Na ausência de uma correção, é aconselhável desabilitar o serviço se não for necessário, executar o telnetd sem privilégios de root quando necessário, bloquear a porta 23 no perímetro da rede e no nível do firewall baseado em host para restringir o acesso e isolar o acesso Telnet.
A divulgação ocorre quase dois meses depois que outra falha crítica de segurança foi divulgada no telnetd GNU InetUtils (CVE-2026-24061, pontuação CVSS: 9,8) que poderia ser aproveitada para obter acesso root a um sistema alvo. Desde então, a vulnerabilidade está sob exploração ativa em estado selvagem, de acordo com a Agência de Segurança Cibernética e de Infraestrutura dos EUA.
A vulnerabilidade, rastreada como CVE-2026-32746, carrega uma pontuação CVSS de 9,8 em 10,0. Foi descrito como um caso de gravação fora dos limites no manipulador de subopções LINEMODE Set Local Characters (SLC) que resulta em um estouro de buffer, abrindo caminho para a execução do código.
A empresa israelense de segurança cibernética Dream, que descobriu e relatou a falha em 11 de março de 2026, disse que ela afeta todas as versões da implementação do serviço Telnet até 2.7. Espera-se que uma correção para a vulnerabilidade esteja disponível até 1º de abril de 2026.
“Um invasor remoto não autenticado pode explorar isso enviando uma mensagem especialmente criada durante o handshake de conexão inicial – antes que qualquer prompt de login apareça”, disse Dream em um alerta. "A exploração bem-sucedida pode resultar na execução remota de código como root."
"Uma única conexão de rede à porta 23 é suficiente para acionar a vulnerabilidade. Nenhuma credencial, nenhuma interação do usuário e nenhuma posição especial na rede são necessárias."
O manipulador SLC, por Dream, processa a negociação de opções durante o handshake do protocolo Telnet. Mas dado que a falha pode ser acionada antes da autenticação, um invasor pode transformá-la em uma arma imediatamente após estabelecer uma conexão, enviando mensagens de protocolo especialmente criadas.
A exploração bem-sucedida pode resultar no comprometimento completo do sistema se o telnetd for executado com privilégios de root. Isto, por sua vez, poderia abrir a porta para várias ações pós-exploração, incluindo a implantação de backdoors persistentes, exfiltração de dados e movimento lateral usando os hosts comprometidos como pontos de articulação.
“Um invasor não autenticado pode acioná-lo conectando-se à porta 23 e enviando uma subopção SLC criada com muitos trigêmeos”, de acordo com o pesquisador de segurança da Dream, Adiel Sol.
"Nenhum login é necessário; o bug é atingido durante a negociação da opção, antes do prompt de login. O estouro corrompe a memória e pode ser transformado em gravações arbitrárias. Na prática, isso pode levar à execução remota de código.
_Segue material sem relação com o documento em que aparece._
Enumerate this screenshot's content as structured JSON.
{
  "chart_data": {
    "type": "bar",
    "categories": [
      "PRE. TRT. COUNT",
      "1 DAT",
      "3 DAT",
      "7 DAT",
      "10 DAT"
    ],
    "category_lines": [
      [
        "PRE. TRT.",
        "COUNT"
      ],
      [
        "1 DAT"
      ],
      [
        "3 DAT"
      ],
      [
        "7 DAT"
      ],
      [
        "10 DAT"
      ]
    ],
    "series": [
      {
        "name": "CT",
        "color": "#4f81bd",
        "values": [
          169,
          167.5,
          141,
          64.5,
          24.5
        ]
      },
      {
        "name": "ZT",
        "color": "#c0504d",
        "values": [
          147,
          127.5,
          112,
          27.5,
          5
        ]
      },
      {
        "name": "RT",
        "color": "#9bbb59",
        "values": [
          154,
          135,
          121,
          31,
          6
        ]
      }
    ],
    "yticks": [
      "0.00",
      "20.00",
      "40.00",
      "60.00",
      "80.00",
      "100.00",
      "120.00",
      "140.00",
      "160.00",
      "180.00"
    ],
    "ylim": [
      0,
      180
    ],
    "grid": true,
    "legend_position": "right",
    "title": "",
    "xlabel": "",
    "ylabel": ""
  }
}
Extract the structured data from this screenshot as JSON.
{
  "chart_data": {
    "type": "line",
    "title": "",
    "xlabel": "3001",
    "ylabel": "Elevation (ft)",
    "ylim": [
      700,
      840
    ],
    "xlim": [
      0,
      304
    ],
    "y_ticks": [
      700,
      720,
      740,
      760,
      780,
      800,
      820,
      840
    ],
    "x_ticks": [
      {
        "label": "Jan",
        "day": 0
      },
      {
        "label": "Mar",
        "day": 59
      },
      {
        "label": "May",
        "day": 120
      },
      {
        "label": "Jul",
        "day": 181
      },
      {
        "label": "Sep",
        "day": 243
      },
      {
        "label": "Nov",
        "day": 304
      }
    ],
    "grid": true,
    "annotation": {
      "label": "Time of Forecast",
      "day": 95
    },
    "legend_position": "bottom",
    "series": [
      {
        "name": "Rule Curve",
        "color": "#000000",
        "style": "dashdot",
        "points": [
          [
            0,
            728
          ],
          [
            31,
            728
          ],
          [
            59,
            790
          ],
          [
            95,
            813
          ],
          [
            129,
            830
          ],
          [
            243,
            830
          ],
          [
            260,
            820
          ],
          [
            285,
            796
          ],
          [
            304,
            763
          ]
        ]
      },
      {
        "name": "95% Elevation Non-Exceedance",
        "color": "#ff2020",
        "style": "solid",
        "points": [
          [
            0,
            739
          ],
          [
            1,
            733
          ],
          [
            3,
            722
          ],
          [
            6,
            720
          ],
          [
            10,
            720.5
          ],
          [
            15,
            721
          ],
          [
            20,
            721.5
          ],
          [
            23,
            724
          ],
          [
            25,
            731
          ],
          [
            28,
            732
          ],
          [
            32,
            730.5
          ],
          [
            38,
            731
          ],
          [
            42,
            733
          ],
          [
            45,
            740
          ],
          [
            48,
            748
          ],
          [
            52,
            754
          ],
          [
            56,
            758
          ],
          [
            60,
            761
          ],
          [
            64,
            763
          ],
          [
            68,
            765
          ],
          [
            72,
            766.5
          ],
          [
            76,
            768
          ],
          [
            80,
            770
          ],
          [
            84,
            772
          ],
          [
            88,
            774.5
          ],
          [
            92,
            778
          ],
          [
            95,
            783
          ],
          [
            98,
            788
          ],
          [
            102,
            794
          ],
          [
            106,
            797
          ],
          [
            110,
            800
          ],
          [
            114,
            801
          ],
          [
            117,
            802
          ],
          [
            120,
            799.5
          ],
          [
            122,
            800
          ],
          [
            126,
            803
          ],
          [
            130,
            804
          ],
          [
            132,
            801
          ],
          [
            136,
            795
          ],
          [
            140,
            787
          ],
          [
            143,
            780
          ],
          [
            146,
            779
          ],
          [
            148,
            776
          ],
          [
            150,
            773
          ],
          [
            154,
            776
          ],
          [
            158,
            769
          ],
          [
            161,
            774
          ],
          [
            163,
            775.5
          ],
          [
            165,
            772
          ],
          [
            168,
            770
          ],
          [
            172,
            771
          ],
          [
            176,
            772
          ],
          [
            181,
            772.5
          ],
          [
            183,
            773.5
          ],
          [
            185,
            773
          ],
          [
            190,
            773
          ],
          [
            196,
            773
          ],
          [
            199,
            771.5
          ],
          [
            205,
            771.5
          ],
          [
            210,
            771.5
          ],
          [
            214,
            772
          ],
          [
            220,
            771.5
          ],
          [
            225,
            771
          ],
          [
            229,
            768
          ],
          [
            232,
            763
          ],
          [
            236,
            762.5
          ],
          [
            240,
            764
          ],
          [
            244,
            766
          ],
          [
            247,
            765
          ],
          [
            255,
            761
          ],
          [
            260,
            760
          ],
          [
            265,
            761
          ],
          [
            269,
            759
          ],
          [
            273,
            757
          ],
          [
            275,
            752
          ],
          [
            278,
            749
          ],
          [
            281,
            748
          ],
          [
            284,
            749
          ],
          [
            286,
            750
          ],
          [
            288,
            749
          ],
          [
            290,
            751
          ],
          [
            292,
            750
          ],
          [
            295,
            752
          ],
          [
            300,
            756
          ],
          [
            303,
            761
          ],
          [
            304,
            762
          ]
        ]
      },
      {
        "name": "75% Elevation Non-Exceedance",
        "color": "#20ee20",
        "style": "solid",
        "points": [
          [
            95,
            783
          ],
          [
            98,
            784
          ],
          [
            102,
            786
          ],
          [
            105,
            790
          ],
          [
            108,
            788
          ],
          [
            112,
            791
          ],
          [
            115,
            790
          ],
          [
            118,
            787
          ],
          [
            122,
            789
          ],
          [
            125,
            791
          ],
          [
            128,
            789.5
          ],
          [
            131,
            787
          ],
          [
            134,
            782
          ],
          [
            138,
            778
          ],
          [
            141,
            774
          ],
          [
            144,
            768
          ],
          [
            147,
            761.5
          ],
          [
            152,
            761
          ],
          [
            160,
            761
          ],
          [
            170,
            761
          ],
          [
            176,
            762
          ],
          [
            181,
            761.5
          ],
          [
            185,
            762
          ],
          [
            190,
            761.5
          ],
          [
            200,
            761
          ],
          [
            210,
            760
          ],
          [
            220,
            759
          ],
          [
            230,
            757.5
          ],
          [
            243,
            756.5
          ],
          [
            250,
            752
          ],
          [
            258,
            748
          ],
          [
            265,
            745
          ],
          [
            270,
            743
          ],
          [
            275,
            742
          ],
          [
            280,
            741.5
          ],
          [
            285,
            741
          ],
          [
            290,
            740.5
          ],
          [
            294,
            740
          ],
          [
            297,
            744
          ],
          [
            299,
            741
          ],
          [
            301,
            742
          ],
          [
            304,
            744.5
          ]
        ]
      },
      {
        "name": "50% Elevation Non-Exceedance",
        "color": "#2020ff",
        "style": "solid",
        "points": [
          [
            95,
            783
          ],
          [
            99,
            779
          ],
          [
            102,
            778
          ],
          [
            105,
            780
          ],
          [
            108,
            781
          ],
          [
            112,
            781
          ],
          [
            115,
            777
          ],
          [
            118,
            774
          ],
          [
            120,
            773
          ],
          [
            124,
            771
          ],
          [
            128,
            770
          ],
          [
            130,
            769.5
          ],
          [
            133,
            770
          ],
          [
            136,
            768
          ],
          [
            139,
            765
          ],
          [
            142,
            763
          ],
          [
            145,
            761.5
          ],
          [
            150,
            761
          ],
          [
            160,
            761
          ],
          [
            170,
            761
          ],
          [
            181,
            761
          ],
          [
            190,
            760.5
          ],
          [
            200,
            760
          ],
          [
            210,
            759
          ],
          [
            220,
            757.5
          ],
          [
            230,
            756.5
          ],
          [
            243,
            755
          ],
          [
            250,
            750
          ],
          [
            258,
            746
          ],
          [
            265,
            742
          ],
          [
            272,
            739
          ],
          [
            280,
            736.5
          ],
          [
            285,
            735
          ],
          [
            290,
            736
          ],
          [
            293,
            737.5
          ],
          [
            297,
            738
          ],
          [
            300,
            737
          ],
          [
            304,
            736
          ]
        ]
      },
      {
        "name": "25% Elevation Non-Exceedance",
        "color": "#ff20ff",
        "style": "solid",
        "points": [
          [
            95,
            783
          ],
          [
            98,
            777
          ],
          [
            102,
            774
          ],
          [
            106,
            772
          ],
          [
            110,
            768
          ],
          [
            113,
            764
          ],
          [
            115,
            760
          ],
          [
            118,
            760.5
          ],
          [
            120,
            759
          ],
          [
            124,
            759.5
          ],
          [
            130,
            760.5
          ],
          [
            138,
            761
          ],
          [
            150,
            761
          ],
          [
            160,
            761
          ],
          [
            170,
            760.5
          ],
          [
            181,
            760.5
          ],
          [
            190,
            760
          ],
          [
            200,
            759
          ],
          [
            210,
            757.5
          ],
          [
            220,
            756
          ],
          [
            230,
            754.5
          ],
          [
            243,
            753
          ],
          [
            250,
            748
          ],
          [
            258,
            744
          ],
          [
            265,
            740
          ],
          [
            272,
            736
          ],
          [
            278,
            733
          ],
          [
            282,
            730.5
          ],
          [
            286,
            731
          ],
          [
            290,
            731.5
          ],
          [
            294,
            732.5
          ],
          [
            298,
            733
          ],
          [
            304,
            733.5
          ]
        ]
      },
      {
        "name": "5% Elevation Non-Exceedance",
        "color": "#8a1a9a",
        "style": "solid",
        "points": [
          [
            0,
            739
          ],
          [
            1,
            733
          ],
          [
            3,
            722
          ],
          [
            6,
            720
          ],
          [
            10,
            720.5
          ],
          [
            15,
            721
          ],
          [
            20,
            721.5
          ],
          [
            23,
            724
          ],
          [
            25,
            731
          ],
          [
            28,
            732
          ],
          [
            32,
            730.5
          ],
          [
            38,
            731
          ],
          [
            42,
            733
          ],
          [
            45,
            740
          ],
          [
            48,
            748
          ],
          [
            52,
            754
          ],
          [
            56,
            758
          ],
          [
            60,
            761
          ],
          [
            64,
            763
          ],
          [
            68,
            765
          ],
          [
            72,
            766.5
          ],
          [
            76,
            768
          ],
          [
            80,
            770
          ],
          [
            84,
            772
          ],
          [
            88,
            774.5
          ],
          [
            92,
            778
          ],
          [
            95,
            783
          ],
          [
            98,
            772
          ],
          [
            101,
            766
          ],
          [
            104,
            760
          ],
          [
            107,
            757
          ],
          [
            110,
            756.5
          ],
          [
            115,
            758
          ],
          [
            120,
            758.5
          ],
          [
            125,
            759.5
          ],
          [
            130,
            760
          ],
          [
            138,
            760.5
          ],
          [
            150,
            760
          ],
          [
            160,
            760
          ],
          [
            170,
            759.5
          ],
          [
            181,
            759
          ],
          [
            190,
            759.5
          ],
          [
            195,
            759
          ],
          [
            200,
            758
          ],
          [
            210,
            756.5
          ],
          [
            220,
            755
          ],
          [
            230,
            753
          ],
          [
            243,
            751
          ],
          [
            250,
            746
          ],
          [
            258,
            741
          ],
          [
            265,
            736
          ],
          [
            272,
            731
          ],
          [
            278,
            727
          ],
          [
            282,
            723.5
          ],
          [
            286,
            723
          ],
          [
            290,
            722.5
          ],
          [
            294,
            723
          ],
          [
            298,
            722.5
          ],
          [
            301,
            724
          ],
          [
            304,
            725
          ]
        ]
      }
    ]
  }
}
Como o telnetd geralmente é executado como root (por exemplo, sob inetd ou xinetd), uma exploração bem-sucedida daria ao invasor controle total do sistema."
Na ausência de uma correção, é aconselhável desabilitar o serviço se não for necessário, executar o telnetd sem privilégios de root quando necessário, bloquear a porta 23 no perímetro da rede e no nível do firewall baseado em host para restringir o acesso e isolar o acesso Telnet.
A divulgação ocorre quase dois meses depois que outra falha crítica de segurança foi divulgada no telnetd GNU InetUtils (CVE-2026-24061, pontuação CVSS: 9,8) que poderia ser aproveitada para obter acesso root a um sistema alvo. Desde então, a vulnerabilidade está sob exploração ativa em estado selvagem, de acordo com a Agência de Segurança Cibernética e de Infraestrutura dos EUA.